Vietnam re-rollers warn of steel supply glut in Asia due to fresh US tariffs
Vietnamese re-rollers are fretting over a 25% import tariff that the United States is set to impose on steel imports, expecting them to reduce the volumes of finished flat products that they can ship there, market sources told Metal Bulletin on Friday March 2.
This could in turn result in a supply glut of flat steel in Asia, they warned.
“Vietnamese re-rollers are growing increasingly worried and thinking about what to do once the 25% tariff is imposed because this could mean the loss of a major market for them,” a Vietnamese re-roller source said.
The top three steel exports from Vietnam to the US are cold-rolled coil, hot-dipped galvanized coil and other metallic-coated coil, according to data from the US Department of Commerce’s enforcement & compliance division.
Export volumes have grown continually in the past five years, increasing especially strongly between 2015 and 2017.
CRC exports increased from 33,199 tonnes in 2015 to 155,619 tonnes in 2017, while HDG shipments increased from 292 tonnes in 2014 to 124,799 tonnes in 2017.
Other metallic-coated flat steel exports increased from 181 tonnes in 2013 to 130,440 tonnes in 2017.
US President Donald Trump said on Thursday that the US would impose an import tariff of 25% on steel imports and that it would “remain for a long time” to protect its domestic steel industry from cheap steel from around the world.
The move follows recommendations made by the Department of Commerce to impose tariffs of 24-53% on steel imports following a Section 232 probe into whether steel imports posed a national security risk to the US.
Asia is expected to face a renewed glut of flat steel if US demand truly drops off, especially if Vietnamese demand for Asia-origin substrate falls.
“Once Vietnam reduces its spot demand for HRC, there will be surplus HRC that needs to find sales outlets elsewhere in Asia,” an industry source with close knowledge of the re-rolling market said.

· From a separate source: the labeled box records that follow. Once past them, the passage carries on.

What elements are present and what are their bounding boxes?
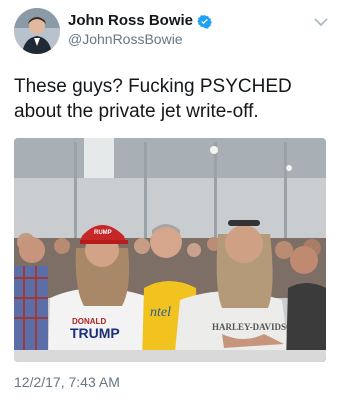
avatar[interactable] [14,8,60,54]
verified-badge-icon [197,14,212,29]
tweet-text: These guys? Fucking PSYCHED about the pr… [14,76,292,122]
svg-text:HARLEY-DAVIDSON: HARLEY-DAVIDSON [212,322,300,332]
tweet-timestamp[interactable]: 12/2/17, 7:43 AM [14,374,120,390]
svg-text:RUMP: RUMP [94,230,112,236]
crowd-photo[interactable]: DONALD TRUMP RUMP ntel HARLEY-DAVIDSON [14,138,326,362]
chevron-down-icon[interactable] [314,14,328,27]
author-name-row: John Ross Bowie [68,12,212,30]
author-handle[interactable]: @JohnRossBowie [68,31,183,48]
svg-text:TRUMP: TRUMP [70,325,120,341]
tweet-card: John Ross Bowie @JohnRossBowie These guy… [0,0,340,400]
svg-text:ntel: ntel [150,305,171,320]
display-name[interactable]: John Ross Bowie [68,12,193,30]
avatar-image [14,8,60,54]
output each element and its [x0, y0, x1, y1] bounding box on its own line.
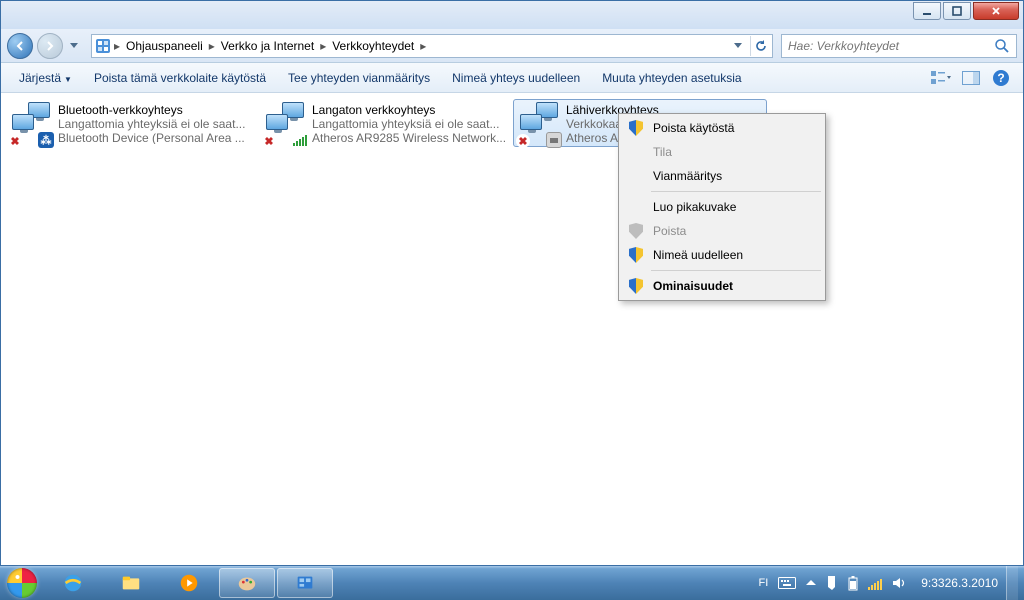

“This would mean more Chinese, South Korean and Japanese HRC being offered by mills and traders, which would exert pressure on prices,” he said.
However, this is also a boon for re-rollers, because premiums for high-quality HRC from Japan and South Korea over lower-quality grades would drop in response to an increase in spot supply.
Japan and South Korea-origin SAE1006 HRC typically commands premiums of about $30-50 per tonne over Chinese and Indian products. Buyers are sometimes willing to fork out extra for if they wish to purchase higher-quality materials.